Decimation is applied per variable: within the same Stream, different variables can be decimated with different strides, or not be decimated at all.

Publisher-side and subscriber-side decimation

Unlike compression, decimation can be applied on both sides of the data flow:

When applied by a publisher, decimation reduces the volume of data that leaves the publisher. The simulated cost of the decimation kernel is incurred before the data is transported. Only the decimated version of the variable is put into the DTL, which directly reduces I/O or network costs.
When applied by a subscriber, decimation reduces the volume of data that the subscriber has to process before retrieving it from the DTL.

Interpolation

In some workflows, the subsampled data must be smoothed or reconstructed to better approximate the original field. DTLMod models this by allowing an optional interpolation method to be specified alongside the stride. The supported interpolation methods are:

linear: suitable for piecewise-linear fields (variables with at least 1 dimension).
quadratic: suitable for smoother fields (variables with at least 2 dimensions).
cubic: suitable for highly smooth fields (variables with at least 3 dimensions).

The choice of interpolation method does not affect the size of the reduced variable: it only affects the computational cost of the decimation operation. Higher-order interpolation is more expensive: the cost multiplier is 2x for linear, 4x for quadratic, and 8x for cubic interpolation relative to simple subsampling without interpolation. This allows you to study the tradeoff between the quality of the reconstructed data and the computational overhead introduced by the interpolation step.

Computational cost model

The simulated cost of a decimation operation, in floating-point operations, is determined by:

\[C = m \times c \times N\]

where \(N\) is the number of elements in the local (non-decimated) portion of the variable, \(c\) is a configurable cost per element (defaulting to 1.0), and \(m\) is the interpolation multiplier (1 for no interpolation, 2 for linear, 4 for quadratic, 8 for cubic).

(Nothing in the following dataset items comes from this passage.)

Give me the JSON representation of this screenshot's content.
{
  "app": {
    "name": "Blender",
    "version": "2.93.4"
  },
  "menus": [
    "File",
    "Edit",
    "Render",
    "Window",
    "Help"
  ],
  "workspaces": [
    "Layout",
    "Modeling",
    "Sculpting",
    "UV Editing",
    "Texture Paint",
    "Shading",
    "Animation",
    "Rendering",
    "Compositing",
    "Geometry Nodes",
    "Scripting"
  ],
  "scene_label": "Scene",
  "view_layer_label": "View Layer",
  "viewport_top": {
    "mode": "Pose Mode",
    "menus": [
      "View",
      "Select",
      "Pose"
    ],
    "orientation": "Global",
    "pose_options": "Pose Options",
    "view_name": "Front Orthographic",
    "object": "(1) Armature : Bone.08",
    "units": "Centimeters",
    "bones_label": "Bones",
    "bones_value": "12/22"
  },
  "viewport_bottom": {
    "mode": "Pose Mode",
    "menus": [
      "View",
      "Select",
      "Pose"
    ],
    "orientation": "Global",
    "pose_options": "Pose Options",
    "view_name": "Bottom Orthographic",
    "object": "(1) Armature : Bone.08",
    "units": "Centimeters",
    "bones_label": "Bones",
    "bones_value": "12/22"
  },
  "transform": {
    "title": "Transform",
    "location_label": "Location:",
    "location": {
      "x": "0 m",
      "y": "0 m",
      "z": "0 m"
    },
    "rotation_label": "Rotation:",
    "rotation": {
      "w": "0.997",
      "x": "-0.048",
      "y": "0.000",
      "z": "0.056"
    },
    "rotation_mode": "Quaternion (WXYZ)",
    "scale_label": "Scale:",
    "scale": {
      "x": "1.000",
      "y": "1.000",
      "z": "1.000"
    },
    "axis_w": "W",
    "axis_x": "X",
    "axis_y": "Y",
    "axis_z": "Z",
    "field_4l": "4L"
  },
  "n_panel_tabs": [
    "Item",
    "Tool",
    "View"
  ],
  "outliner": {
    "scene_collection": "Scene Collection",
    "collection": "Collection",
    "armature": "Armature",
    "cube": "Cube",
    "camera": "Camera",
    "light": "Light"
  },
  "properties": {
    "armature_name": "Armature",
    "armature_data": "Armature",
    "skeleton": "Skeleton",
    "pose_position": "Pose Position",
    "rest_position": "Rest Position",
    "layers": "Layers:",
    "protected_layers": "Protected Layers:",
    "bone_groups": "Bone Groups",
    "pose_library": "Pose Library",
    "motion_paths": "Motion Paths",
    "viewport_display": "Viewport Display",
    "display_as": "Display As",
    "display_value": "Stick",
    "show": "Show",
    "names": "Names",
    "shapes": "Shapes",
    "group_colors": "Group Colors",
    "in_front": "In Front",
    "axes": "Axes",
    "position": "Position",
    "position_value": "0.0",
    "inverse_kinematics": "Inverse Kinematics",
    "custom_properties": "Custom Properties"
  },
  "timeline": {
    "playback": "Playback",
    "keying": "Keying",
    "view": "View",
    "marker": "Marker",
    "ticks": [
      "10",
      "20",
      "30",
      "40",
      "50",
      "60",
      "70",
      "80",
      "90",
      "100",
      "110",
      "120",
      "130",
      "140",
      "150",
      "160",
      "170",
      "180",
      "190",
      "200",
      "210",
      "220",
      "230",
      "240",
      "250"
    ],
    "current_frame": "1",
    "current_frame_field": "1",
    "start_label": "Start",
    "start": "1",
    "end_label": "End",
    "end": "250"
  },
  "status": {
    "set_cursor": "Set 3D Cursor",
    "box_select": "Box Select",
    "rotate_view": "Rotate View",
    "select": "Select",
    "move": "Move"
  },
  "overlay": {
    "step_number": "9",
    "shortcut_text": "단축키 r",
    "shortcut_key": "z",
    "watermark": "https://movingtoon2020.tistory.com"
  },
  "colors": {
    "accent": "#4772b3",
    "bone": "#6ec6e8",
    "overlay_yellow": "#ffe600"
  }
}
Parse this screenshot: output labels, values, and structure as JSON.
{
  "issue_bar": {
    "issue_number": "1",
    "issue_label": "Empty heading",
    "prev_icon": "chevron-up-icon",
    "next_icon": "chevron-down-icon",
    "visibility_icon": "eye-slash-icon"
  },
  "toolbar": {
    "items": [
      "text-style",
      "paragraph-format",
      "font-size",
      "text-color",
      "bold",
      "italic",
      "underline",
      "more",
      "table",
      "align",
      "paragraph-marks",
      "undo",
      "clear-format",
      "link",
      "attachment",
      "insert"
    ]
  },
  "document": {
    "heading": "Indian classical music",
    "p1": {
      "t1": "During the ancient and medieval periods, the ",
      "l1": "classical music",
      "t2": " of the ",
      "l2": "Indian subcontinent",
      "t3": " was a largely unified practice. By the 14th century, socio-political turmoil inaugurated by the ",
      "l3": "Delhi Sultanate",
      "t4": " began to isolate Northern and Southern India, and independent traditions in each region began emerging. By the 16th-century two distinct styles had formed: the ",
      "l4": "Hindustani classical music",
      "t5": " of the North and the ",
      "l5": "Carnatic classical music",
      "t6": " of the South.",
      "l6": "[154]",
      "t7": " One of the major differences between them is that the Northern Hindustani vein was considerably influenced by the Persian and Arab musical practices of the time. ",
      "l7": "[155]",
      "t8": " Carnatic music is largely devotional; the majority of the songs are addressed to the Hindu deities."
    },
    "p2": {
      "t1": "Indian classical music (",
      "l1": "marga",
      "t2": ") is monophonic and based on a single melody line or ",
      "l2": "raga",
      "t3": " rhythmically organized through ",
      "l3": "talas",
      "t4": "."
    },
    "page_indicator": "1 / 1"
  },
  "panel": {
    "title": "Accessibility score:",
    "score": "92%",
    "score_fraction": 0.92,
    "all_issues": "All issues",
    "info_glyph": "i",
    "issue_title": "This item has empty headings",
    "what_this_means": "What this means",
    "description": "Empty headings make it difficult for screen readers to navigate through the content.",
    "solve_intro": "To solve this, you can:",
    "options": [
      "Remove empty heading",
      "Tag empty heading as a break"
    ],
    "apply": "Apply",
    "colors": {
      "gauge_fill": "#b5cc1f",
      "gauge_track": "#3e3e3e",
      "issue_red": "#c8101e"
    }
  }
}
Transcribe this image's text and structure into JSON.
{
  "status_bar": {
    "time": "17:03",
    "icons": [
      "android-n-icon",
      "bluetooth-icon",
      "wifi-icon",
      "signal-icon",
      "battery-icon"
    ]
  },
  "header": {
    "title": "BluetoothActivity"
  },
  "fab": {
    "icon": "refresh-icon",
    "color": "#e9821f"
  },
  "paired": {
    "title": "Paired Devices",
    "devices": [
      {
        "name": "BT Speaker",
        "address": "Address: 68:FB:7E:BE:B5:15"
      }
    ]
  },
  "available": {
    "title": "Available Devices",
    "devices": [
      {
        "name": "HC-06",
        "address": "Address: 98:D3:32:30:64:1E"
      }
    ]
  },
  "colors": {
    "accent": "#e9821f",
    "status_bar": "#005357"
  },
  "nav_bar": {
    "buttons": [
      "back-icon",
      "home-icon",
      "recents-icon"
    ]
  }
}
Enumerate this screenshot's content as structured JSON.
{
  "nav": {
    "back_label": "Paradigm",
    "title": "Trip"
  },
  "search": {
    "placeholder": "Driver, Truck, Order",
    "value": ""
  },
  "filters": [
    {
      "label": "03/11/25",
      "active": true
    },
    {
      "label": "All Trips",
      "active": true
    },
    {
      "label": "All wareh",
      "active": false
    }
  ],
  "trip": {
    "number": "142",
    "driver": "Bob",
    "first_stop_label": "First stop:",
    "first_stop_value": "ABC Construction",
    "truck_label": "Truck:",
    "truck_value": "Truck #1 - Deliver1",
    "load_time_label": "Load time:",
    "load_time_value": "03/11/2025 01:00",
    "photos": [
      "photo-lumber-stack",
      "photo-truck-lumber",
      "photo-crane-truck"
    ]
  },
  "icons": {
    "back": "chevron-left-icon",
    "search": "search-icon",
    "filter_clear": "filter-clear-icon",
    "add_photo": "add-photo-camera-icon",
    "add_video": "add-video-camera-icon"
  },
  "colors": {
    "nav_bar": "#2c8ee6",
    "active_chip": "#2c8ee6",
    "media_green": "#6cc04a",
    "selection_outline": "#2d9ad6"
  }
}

The cost per element can be adjusted to match the observed or estimated computational cost of a specific decimation implementation in the real-world application being simulated.

Re-parameterization

A decimation operation can be re-parameterized between transactions. For instance, you can change the stride, the interpolation method, or the cost per element of a variable that has already been decimated. This enables the simulation of adaptive workflows in which the level of subsampling changes over time in response to features detected in the data.

When re-parameterizing, only the parameters that are explicitly provided are updated; the others retain their previous values.